Region-based automatic building and forest change detection on Cartosat-1 stereo imagery
Introduction
Cartosat-1 (also called IRS-P5) was launched by the Indian Space Research Organisation (ISRO) in May 2005. The camera system on board the satellite acquires at the same time two 2.5 m spatial resolution stereo panchromatic images using a forward view camera with + 26° viewing angle and a backward view with −5° viewing angle (Kumar et al., 2006). The main purpose of this system is to acquire along-track stereo data for generating DSMs in large areas. It acquires images from the entire earth during a 126 day revisit cycle. The swath width is approximately 30 km (http://www.nrsc.gov.in). These characteristics of Cartosat-1 allow the monitoring of land cover changes for large areas with a relatively high repetition rate. However, Cartosat-1 has not yet been widely used for change detection until now due to the lack of multi-spectral channels.
Using the stereo imagery together with Rational Polynomial Coefficients (RPCs) from the provider, Digital Surface Models (DSMs) can be generated using photogrammetric techniques. The generated DSMs provide height information for land cover analysis. DSMs from Cartosat-1 with 25 m × 25 m lateral resolution were generated by Rao et al. (2007) for updating 1:25,000 or 1:10,000 scale topographic maps, in this research the RPCs were refined by using manually collected Ground Control Points (GCPs). Martha et al. (2010) analysed landslide volumetric changes based on 10 m × 10 m resolution DSMs, which were generated with SAT-PP photogrammetric software from ETH Zürich. With a newly developed dense matching method (Hirschmüller, 2008), DSMs with 5 m × 5 m resolution can be obtained (d’Angelo et al., 2008). Therefore change detection for small forest patches and industrial buildings becomes possible.

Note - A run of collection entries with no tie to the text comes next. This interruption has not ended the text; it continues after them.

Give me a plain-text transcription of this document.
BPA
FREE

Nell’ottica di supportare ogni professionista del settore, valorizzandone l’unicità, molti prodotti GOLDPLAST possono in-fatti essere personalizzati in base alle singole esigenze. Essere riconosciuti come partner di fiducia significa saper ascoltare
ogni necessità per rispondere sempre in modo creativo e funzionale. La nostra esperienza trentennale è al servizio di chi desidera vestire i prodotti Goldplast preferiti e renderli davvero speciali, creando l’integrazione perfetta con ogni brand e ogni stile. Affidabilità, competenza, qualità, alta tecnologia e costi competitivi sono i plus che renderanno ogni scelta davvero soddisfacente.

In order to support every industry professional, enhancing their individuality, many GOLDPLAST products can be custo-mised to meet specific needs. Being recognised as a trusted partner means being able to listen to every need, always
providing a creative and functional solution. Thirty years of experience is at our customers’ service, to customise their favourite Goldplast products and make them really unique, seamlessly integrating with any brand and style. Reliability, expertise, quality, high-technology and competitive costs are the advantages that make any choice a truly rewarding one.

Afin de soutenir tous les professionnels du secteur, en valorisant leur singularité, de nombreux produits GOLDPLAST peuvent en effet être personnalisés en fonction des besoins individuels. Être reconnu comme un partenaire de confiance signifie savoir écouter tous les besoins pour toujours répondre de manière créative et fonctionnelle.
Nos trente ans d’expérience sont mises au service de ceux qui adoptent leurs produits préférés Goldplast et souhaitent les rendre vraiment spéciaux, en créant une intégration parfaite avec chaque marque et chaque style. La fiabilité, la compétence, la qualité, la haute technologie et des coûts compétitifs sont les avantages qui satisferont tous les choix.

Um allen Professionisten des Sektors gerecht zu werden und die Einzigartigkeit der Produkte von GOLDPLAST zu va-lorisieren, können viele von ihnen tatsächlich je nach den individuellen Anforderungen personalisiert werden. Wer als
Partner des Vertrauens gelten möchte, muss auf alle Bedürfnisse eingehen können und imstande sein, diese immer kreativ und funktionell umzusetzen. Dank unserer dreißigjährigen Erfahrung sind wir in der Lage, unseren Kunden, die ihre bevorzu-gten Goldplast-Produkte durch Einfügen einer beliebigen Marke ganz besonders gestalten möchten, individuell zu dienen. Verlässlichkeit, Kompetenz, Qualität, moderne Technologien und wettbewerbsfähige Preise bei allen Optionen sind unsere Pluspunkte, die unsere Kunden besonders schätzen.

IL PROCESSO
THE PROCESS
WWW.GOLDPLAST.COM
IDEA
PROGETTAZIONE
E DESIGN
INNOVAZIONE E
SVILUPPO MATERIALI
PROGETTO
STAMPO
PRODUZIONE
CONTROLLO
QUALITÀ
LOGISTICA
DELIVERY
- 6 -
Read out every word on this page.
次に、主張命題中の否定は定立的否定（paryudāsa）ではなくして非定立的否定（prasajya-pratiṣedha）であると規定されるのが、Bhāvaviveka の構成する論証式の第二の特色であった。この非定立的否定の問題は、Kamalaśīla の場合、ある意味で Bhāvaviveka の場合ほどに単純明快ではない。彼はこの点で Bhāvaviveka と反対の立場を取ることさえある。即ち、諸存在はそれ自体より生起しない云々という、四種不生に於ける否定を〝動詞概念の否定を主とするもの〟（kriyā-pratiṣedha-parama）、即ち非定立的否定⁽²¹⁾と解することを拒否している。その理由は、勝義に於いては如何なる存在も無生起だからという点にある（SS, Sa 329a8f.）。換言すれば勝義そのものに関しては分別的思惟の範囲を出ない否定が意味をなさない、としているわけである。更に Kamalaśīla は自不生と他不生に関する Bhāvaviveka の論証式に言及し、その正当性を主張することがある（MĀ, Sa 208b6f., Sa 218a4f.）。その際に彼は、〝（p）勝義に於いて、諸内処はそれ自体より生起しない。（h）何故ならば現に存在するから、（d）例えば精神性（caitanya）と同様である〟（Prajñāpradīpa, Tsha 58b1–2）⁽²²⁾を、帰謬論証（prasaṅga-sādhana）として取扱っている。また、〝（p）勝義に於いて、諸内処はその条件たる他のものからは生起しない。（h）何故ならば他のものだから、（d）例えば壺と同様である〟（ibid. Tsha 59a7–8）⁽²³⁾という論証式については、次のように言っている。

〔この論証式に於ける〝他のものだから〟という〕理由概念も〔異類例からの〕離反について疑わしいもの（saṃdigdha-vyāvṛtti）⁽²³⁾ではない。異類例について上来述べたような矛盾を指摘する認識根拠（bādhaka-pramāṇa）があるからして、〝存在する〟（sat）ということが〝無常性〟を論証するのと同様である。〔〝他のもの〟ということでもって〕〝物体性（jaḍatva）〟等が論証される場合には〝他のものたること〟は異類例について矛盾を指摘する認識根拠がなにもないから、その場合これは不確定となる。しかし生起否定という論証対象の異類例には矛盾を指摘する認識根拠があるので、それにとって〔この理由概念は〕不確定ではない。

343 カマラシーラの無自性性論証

Numerous change detection methods using remote sensing with different kinds of images have been proposed by many researchers (Coppin and Bauer, 1996, Mas, 1999, Lu et al., 2004, Berberoglu and Akin, 2009, Blaschke, 2010, Klonus et al., 2011, Chen et al., 2012). The investigations can mainly be divided into pixel-based and region-based methods. In the first case, the change features from two images are compared for each pixel independently. In the second case, the images are segmented into disjoint and homogeneous regions, and then change features are extracted and compared for these regions (objects, segments). Literature research shows that the region-based remote sensing image analysis is attracting more interest approximately since the year 2000 (Blaschke, 2010). Many researches have been performed in comparing region and pixel-based change detection methods for remote sensing data. Walter (2004) used region-based classification results from two dates to generate a land cover change map. The original regions were obtained from existing GIS data, different land cover classes were better separated with region-based features. Desclée et al. (2006) used the region-based approach for forest change detection, the region-based change detection method exhibited a much higher Kappa Index of Agreement (KIA) (KIA = 60%) than the pixel-based method (KIA = 49%) using the same features from multi-spectral satellite images. Im et al. (2008) compared region and pixel-based change detection methods, the results showed that the region-based change detection method could also reach a higher KIA (about 90%) than pixel-based methods (KIA = 80–85%). Duveiller et al. (2008) applied the forest/non forest classification method from Desclée et al. (2006) in region-based deforestation detection from 571 image pairs, where an initial image selection was performed to exclude all bad quality images and image pairs with no forest change. Aguirre-Gutiérrez et al. (2012) compared pixel-based, region-based methods and their combination in land cover classification. A higher accuracy was achieved based on a combined classification method along with a region-based change detection analysis. A brief look at the above comparisons between the pixel-based and region-based change detection reveals that the region-based method performs generally better.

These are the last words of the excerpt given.